Es gibt zwei Spuren in jede Richtung, auf den meisten Straßen zumindest, aber man fährt versetzt – niemand will genau hinter dem Auspuff eines Anderen fahren. Klar, man bewegt sich schließlich hauptsächlich auf Mopeds fort, oder in Autos mit offenen Fenstern, oder Tuk-tuks, was in diesem Fall bedeutet: eine interessante Mischung aus Moped und LKW. Obwohl es an jeder Straßenecke Motorradhelme zu kaufen gibt, hat fast niemand einen auf. Oder man nimmt einfach einen Bauhelm. Man kann zu zweit, dritt, oder viert auf so einem Moped Platz finden, je nachdem, ob es sich um eine Familie mit Kleinkind (zwischen den Eltern oder vor dem Fahrer), einem Doppeldate oder die Ehefrau handelt, die auf dem Weg noch was lesen möchte. Frauen stets im Damensitz, versteht sich, egal, ob mit Einkäufen oder Baby in den Armen oder eben nur mit dem Handy in der Hand.

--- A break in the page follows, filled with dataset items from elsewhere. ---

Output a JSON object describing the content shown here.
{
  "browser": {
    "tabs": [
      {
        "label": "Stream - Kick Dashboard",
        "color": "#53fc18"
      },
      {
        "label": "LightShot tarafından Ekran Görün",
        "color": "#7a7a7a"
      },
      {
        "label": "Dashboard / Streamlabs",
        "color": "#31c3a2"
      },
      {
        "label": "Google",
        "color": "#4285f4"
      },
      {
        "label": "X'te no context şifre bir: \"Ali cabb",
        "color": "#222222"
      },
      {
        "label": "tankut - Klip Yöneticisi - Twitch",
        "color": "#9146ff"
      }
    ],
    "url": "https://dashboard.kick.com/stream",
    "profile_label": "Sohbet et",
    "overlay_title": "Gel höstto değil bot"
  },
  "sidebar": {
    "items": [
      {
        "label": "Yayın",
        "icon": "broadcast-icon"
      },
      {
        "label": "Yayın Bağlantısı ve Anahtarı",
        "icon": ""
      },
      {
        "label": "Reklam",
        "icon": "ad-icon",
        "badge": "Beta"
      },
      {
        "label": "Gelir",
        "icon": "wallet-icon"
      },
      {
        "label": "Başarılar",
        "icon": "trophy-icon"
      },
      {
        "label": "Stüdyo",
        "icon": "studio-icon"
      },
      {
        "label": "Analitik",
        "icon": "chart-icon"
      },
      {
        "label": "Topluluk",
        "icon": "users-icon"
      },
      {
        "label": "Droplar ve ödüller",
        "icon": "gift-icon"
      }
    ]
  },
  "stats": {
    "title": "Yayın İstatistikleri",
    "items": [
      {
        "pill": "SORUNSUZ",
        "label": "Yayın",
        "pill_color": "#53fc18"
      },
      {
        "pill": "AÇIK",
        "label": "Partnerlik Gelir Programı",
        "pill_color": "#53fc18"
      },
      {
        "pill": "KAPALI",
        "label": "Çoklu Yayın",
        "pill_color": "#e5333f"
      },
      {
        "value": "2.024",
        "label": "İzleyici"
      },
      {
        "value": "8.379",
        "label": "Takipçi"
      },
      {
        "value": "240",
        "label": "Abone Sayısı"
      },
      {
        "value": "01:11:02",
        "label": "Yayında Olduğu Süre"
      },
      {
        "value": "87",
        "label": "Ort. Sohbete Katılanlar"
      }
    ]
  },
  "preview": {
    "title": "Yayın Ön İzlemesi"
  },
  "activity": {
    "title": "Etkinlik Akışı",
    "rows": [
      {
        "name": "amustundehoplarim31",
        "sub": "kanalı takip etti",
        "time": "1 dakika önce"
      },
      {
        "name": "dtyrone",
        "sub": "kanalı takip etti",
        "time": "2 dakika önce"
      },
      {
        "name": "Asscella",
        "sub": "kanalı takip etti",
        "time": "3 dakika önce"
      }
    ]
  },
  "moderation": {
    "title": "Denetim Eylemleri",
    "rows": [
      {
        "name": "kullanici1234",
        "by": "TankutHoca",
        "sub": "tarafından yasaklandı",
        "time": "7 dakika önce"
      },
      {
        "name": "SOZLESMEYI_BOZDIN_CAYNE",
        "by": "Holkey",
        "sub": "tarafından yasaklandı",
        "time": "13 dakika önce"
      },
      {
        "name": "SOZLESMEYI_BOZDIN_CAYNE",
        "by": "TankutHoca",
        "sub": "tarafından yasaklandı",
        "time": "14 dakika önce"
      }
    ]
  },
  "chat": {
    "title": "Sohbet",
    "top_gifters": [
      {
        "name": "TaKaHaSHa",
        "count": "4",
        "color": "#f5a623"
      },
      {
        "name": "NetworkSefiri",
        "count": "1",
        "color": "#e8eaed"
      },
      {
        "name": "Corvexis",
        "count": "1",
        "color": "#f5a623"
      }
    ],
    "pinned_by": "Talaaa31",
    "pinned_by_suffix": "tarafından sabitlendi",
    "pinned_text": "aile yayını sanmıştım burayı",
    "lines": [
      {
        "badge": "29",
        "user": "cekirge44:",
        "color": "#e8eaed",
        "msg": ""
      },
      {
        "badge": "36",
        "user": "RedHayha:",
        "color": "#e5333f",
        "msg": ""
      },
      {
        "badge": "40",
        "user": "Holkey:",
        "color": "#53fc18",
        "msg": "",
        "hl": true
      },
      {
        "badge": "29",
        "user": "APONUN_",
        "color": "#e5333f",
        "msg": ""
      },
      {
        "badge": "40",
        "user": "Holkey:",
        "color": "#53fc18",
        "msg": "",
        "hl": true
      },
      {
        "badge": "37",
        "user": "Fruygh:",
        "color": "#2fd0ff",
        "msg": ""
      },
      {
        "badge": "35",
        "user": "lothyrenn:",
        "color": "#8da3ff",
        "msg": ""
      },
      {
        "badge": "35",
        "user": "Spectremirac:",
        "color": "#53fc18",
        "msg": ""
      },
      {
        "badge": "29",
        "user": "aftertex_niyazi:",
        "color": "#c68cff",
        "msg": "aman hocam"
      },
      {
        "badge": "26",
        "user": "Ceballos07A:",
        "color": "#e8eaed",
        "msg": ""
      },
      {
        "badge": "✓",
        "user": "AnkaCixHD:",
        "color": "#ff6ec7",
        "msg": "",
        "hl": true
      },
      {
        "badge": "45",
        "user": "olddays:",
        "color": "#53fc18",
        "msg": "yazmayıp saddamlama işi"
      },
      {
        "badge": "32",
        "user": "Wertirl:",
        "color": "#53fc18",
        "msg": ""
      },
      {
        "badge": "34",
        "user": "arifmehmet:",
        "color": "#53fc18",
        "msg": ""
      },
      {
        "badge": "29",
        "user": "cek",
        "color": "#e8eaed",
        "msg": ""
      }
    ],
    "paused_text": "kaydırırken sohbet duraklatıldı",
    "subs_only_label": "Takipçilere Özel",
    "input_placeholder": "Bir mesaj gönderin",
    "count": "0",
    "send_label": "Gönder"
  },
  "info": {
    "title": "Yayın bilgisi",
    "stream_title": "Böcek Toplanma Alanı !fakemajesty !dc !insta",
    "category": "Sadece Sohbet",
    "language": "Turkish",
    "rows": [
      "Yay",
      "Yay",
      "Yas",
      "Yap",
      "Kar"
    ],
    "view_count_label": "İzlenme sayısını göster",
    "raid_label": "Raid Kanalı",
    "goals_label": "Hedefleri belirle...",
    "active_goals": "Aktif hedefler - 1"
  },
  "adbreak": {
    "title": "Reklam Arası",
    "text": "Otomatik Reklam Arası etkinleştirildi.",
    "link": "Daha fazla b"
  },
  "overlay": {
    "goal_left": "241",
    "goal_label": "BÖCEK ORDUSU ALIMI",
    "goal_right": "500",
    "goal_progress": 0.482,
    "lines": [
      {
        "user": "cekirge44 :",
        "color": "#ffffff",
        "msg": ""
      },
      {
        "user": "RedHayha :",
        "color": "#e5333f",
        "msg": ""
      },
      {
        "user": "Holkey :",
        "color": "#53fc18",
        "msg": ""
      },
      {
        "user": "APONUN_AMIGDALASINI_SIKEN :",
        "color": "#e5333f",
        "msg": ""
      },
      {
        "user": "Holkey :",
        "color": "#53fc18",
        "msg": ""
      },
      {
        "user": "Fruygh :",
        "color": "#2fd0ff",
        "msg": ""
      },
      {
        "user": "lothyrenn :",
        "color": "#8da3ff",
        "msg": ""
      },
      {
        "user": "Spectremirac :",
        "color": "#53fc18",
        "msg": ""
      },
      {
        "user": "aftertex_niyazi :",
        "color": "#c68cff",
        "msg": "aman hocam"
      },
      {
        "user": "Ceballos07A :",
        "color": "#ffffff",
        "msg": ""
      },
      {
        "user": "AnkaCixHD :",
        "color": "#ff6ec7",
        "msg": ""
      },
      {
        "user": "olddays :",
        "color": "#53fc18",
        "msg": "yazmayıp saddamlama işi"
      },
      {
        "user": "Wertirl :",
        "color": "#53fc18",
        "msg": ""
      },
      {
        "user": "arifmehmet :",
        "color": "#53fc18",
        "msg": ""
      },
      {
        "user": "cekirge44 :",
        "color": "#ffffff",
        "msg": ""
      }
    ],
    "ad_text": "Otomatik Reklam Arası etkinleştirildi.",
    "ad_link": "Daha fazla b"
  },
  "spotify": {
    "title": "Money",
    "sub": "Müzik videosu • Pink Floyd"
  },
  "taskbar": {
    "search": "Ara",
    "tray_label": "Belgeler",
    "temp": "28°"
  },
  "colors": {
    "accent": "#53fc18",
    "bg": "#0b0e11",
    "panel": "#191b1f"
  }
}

Wer abbiegt, kündigt sich mit Hupe an, eine Sicherheitsvorkehrung, die mir schon nach einem halben Tag vollkommen logisch erscheint. In einer Kurve auf der Autobahn begegnet mir sogar ein „bitte hupen“-Schild. Klar, auf den Serpentinen in den Bergen kommt man gerne auf die Gegenfahrbahn, da ist eine Warnung nett. Wer überholen möchte, hupt auch, damit der Langsamere ausweichen kann. Man kann wahlweise noch Handzeichen geben, ob mehrere Fahrzeuge gleichzeitig überholen möchten.

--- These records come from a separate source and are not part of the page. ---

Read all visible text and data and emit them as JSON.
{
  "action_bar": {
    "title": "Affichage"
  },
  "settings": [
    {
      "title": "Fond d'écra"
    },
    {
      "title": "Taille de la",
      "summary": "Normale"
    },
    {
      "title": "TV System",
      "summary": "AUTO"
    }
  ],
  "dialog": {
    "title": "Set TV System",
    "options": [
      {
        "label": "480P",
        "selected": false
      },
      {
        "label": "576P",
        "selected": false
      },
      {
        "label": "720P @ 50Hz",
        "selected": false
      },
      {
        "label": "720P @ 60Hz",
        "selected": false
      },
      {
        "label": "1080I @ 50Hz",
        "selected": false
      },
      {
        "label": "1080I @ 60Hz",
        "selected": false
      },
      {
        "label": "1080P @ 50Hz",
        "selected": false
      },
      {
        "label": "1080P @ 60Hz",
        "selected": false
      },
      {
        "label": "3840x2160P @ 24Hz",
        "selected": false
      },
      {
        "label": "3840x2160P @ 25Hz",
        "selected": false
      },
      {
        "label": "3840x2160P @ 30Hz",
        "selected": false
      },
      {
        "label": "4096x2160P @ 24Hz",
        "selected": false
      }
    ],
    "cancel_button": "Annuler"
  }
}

Das Taxi hupt einmal – „ich will überholen“ – der LKW hupt ein paarmal zurück – „alles klar“ – wir überholen, der Fahrer streckt zwei Finger hoch, das Tuk-tuk kommt schließlich mit.
Wir stehen an der Ampel. An Ampeln hält man sich. Ziemlich häufig. Vorne wartet die Polizei, deshalb schnallen sich Fahrer und Beifahrer schnell an. Wir drei auf der Rückbank des Sammeltaxis haben nicht die Möglichkeit dazu. Linksabbieger schlängeln sich an uns vorbei, um sich noch schnell durchzuschummeln. Ein Straßenhund läuft im Slalom zur anderen Seite.

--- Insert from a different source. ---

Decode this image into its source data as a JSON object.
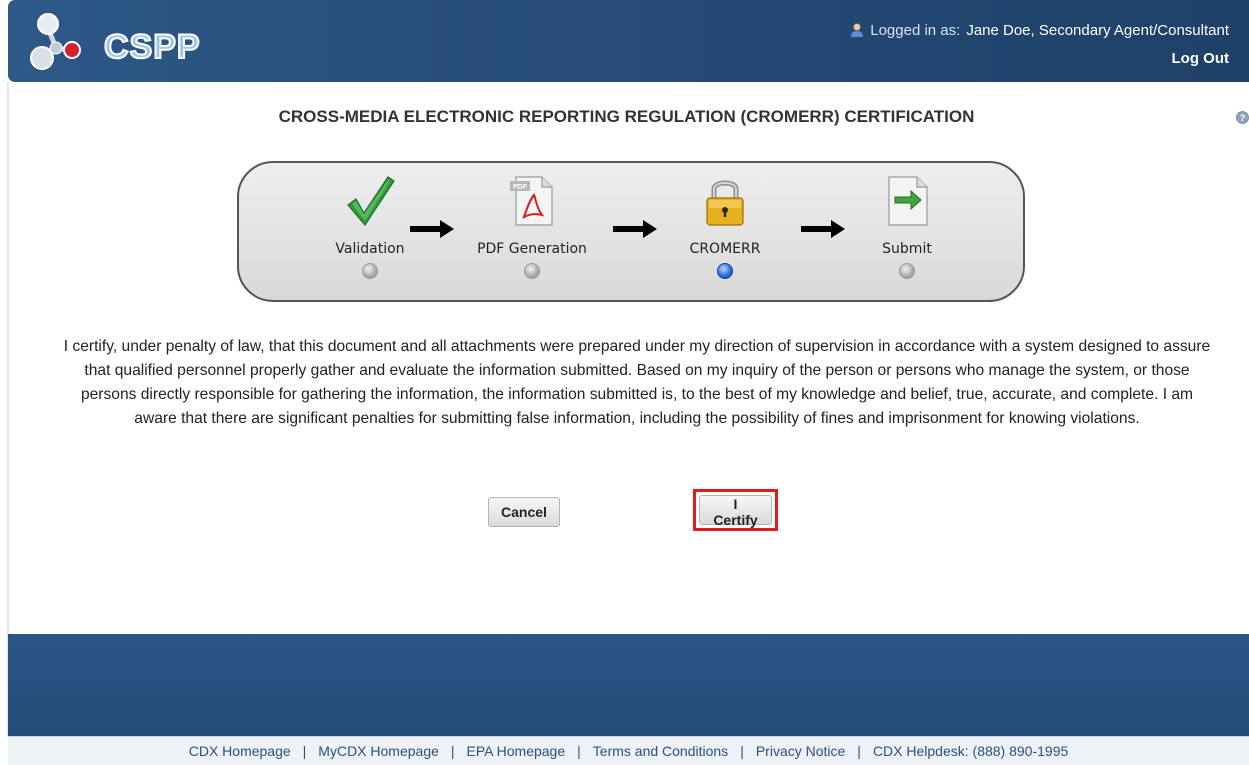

Vier Mopeds, zwei Autos, und ein kleiner LKW stehen nebeneinander. Fahrzeuge in allen Formen, mit zwei, drei, vier oder mehr Rädern. Es funktioniert wirklich. Keine Zusammenstöße, niemand schimpft, niemand braucht waghalsige Ausweichmanöver.

Willkommen in Myanmar.
 
Taxis in Pyin Oo Lwin
Und das Beste: obwohl Rechtsverkehr gilt, sind die Autos für den Linksverkehr gebaut. Myanmar gehörte als Kolonie zu Britisch-Indien, daher ursprünglich der Linksverkehr. Doch Astrologen sagten dem inzwischen verstorbenen Diktator Ne Win, es bringe ihm Glück, wenn die Autos rechts führen. Und das ist so geblieben. Die durch neun teilbaren Geldscheine 180, 360, 450, 900 Kyat und so weiter (auch laut Astrologen für General Ne Win glückversprechend), wurden zum Glück inzwischen wieder durch normales Geld ersetzt. Die Autobahnen sind mautpflichtig, die Schalter dazu befinden sich also logischerweise rechts. Das ist dann unpraktisch für die neueren Autos, bei denen der Fahrer „verkehrsangepasst“ links sitzt und sich durchs Beifahrerfenster strecken muss…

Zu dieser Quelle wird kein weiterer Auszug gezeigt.